キーワード:全球降水観測計画、降雪、衛星

The Global Precipitation Measurement (GPM) mission is an international collaboration to achieve highly accurate and highly frequent global precipitation observations. As one of Japanese GPM products, Global Satellite Mapping of Precipitation (GSMaP) product has been provided by Japan Aerospace Exploration Agency (JAXA) to distribute hourly global precipitation map with 0.1x0.1 deg. lat/lon grid. In previous versions of the GSMaP products, areas with lower temperatures have been regarded as missing, because a snowfall estimation method was not implemented in the GSMaP algorithm.

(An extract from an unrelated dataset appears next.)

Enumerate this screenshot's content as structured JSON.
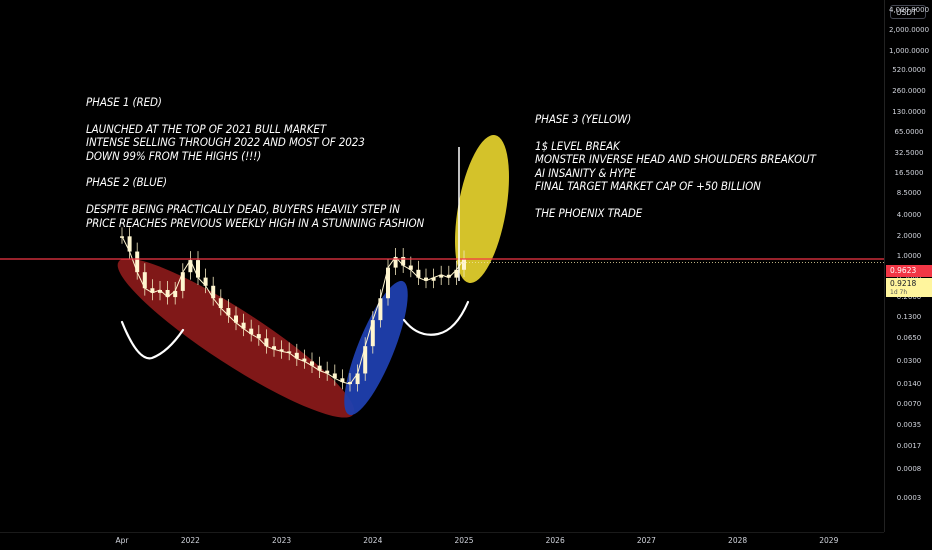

On the other hand, the GPM Core Observatory launched in February 2014 flies also in mid-high latitudes with the Dual-frequency Precipitation Radar (DPR) and the GPM Microwave Imager (GMI) and it can be a major opportunity to improve the accuracy of the GSMaP product.

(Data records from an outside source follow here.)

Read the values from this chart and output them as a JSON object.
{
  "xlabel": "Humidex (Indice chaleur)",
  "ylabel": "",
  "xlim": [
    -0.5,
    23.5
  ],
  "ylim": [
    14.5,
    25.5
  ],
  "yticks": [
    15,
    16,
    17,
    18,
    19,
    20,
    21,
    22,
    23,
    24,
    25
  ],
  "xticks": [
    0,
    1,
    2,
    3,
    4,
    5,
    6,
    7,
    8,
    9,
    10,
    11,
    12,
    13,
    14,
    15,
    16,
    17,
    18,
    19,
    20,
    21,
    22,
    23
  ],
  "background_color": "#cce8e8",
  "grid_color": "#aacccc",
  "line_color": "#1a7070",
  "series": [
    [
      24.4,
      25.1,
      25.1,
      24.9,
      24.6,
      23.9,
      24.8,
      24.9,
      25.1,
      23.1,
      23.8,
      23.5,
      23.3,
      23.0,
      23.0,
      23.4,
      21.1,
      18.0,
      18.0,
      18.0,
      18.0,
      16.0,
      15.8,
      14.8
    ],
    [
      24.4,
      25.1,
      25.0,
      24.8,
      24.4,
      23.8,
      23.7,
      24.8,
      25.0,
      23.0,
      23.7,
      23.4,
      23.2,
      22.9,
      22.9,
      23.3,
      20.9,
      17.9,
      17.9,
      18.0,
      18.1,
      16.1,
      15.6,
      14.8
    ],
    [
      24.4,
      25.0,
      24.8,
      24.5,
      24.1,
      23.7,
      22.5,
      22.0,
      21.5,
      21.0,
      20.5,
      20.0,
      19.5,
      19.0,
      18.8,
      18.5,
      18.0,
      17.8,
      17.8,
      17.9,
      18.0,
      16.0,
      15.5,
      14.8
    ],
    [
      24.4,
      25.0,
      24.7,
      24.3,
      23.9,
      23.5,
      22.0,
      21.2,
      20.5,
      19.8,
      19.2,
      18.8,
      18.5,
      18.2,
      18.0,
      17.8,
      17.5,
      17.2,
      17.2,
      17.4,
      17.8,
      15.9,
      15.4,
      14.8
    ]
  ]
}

This study reports a snowfall estimation newly implemented in the GSMaP product version V04 (algorithm version v7), which was released on January 2017. The snowfall estimation method can be divided into a classification method of rain and snow and a snowfall intensity estimation method when judged to be snow by it. Here, the rain/snow classification method is based upon Sims and Liu (2015), and inputs the surface type, surface temperature, temperature decrease, relative humidity, surface pressure, skin temperature. Based on the results of past ground observations, the method determines whether rain or snow.

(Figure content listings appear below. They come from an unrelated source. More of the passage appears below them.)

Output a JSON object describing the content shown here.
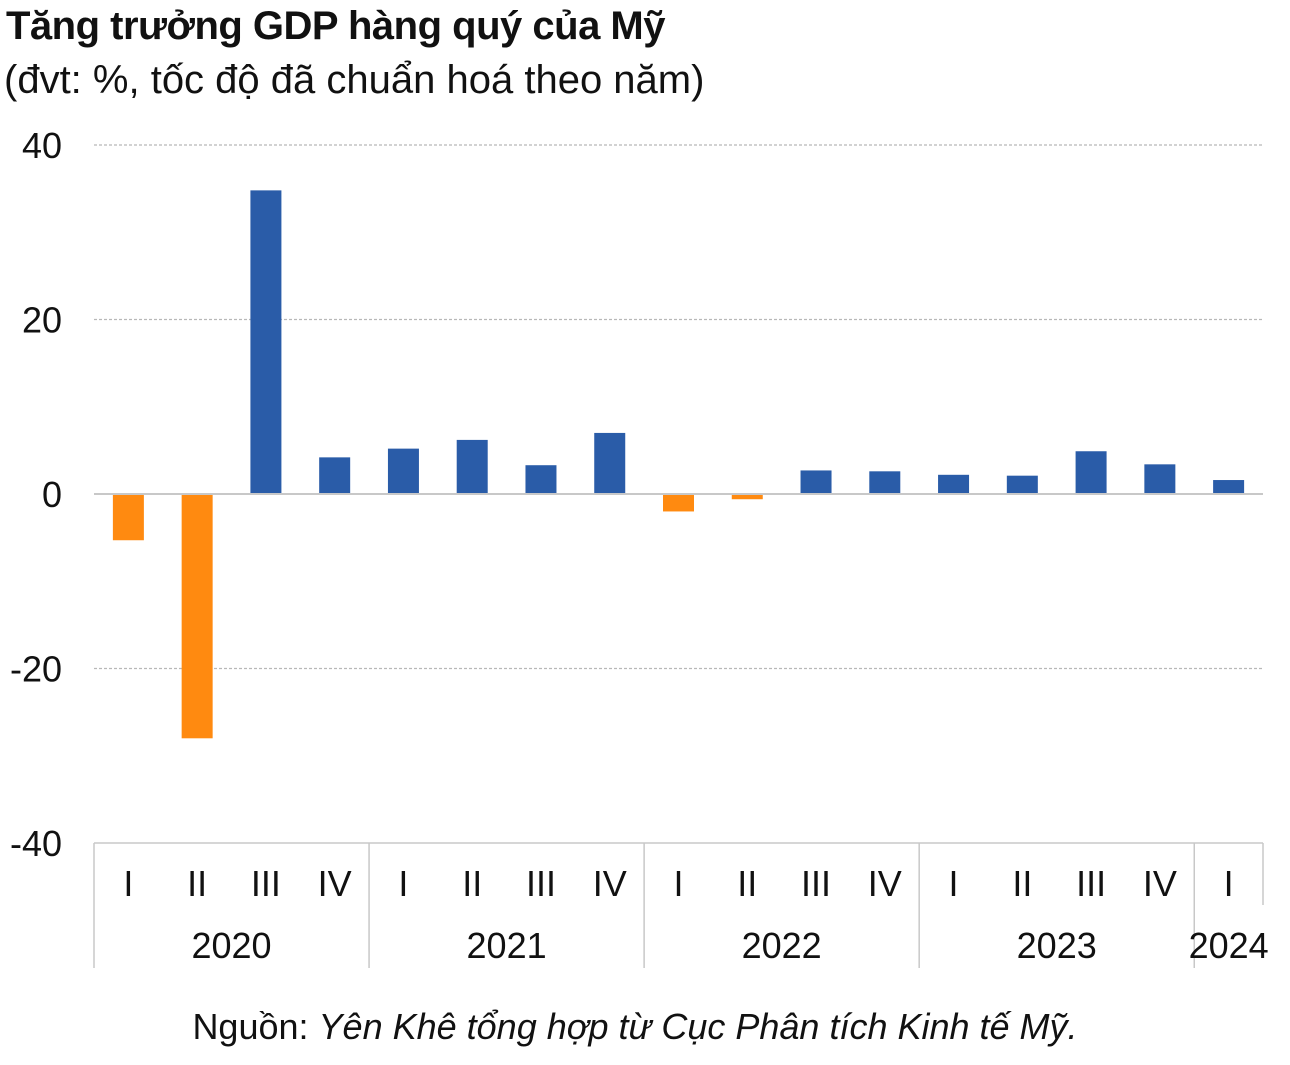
{
  "chart_data": {
    "type": "bar",
    "title": "Tăng trưởng GDP hàng quý của Mỹ",
    "subtitle": "(đvt: %, tốc độ đã chuẩn hoá theo năm)",
    "ylim": [
      -40,
      40
    ],
    "yticks": [
      40,
      20,
      0,
      -20,
      -40
    ],
    "grid": true,
    "categories": [
      "I",
      "II",
      "III",
      "IV",
      "I",
      "II",
      "III",
      "IV",
      "I",
      "II",
      "III",
      "IV",
      "I",
      "II",
      "III",
      "IV",
      "I"
    ],
    "groups": [
      {
        "label": "2020",
        "count": 4
      },
      {
        "label": "2021",
        "count": 4
      },
      {
        "label": "2022",
        "count": 4
      },
      {
        "label": "2023",
        "count": 4
      },
      {
        "label": "2024",
        "count": 1
      }
    ],
    "values": [
      -5.3,
      -28.0,
      34.8,
      4.2,
      5.2,
      6.2,
      3.3,
      7.0,
      -2.0,
      -0.6,
      2.7,
      2.6,
      2.2,
      2.1,
      4.9,
      3.4,
      1.6
    ],
    "colors": {
      "positive": "#2a5ca8",
      "negative": "#ff8a10",
      "grid": "#b8b8b8",
      "axis": "#c8c8c8"
    }
  },
  "source": {
    "prefix": "Nguồn: ",
    "text": "Yên Khê tổng hợp từ Cục Phân tích Kinh tế Mỹ."
  }
}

The snowfall intensity estimation method was developed based upon a method by Liu and Seo (2013), but, this study utilized the intersection dataset of the GPM Core Observatory and CloudSat (CloudSat-GPM Coincidence Dataset) by Dr. Joe Turk (NASA/JPL). This data can be helpful in a case of strong snowfall, as compared to Liu and Seo (2013) using only the CloudSat data. This statistical method using radar observations to train the GMI data is based upon information contained in the first three principal components resulted from Empirical Orthogonal Function (EOF) analysis of the GMI data. The method first transforms the brightness temperature vector into EOF space and then retrieves a probability of snowfall by using the radar-trained lookup table. Using a relation between radar reflectivity and snowfall intensity, we can retrieve snowfall rate as well. As future tasks to improve the method, how to define snowfall regime types can be still needed to examine further.